In the middle of the summer heat, the Supreme Judicial Court of Massachusetts was deciding whether there is a distinction between a natural and unnatural accumulation of snow. In Papadopoulos v. Target Corporation, the plaintiff was injured when he slipped and fell in the parking lot of the Liberty Tree Mall in Danvers. He filed suit against Target, the store in front of which he fell, and their snow removal contractors. Initially the jury found in favor of the defendant but the plaintiff appealed. On Appeal, the Supreme Judicial Court of Massachusetts reviewed the case and determined that there would no longer be a distinction of natural and unnatural accumulation of snow and ice in Massachusetts. Prior to this ground-breaking decision, a plaintiff could only recover if he or she slipped and fell on an unnatural accumulation of snow, that is snow that had been moved or modified in any way such as by plowing or driving over or walking over it. The court also suggested that “the passage of time alone may be sufficient to transform a natural accumulation into an unnatural one.” For example, if snow falls and then the temperature warms and it melts a little and then the temperature drops and the melted snow refreezes, that would present a more hazardous condition than the original snow even though this state occurred naturally.
With this new decision, a property owner is now liable for any hazardous conditions on his or her property whether natural or unnatural and the owner must take reasonable care and has the obligation to make his or her property safe for lawful visitors. This obligation cannot be delegated. While a snow removal company may also be liable for its failure to properly remedy hazardous conditions on the property it has been contracted to clear, the landlord or property owner still has an obligation to oversee and ameliorate any hazardous conditions irrelevant of whether or not he has already hired someone to do so. The mere hiring of a third party for the purpose of snow removal does not exonerate the property owner from liability.

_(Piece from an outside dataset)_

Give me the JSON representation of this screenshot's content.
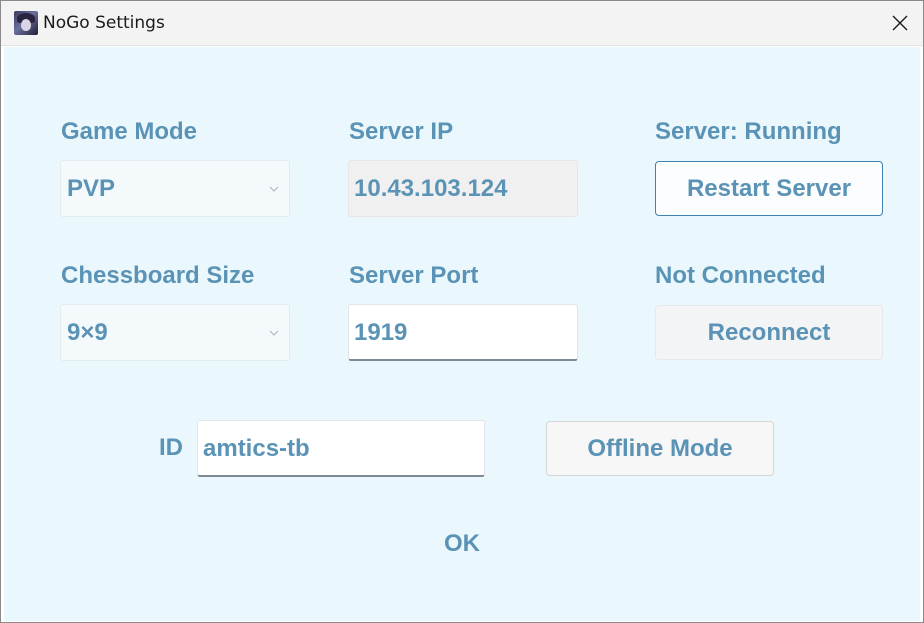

So are you prepared for winter? This doesn’t just apply to large corporations with parking lots or public areas. Make sure you clear your pathways to your front door and salt and sand all walkways on your property. Clear snow and ice from your driveway as soon as possible. If you are unable to do so, hire someone to help you but be sure you are satisfied with their job as you, the property owner, are responsible to do so.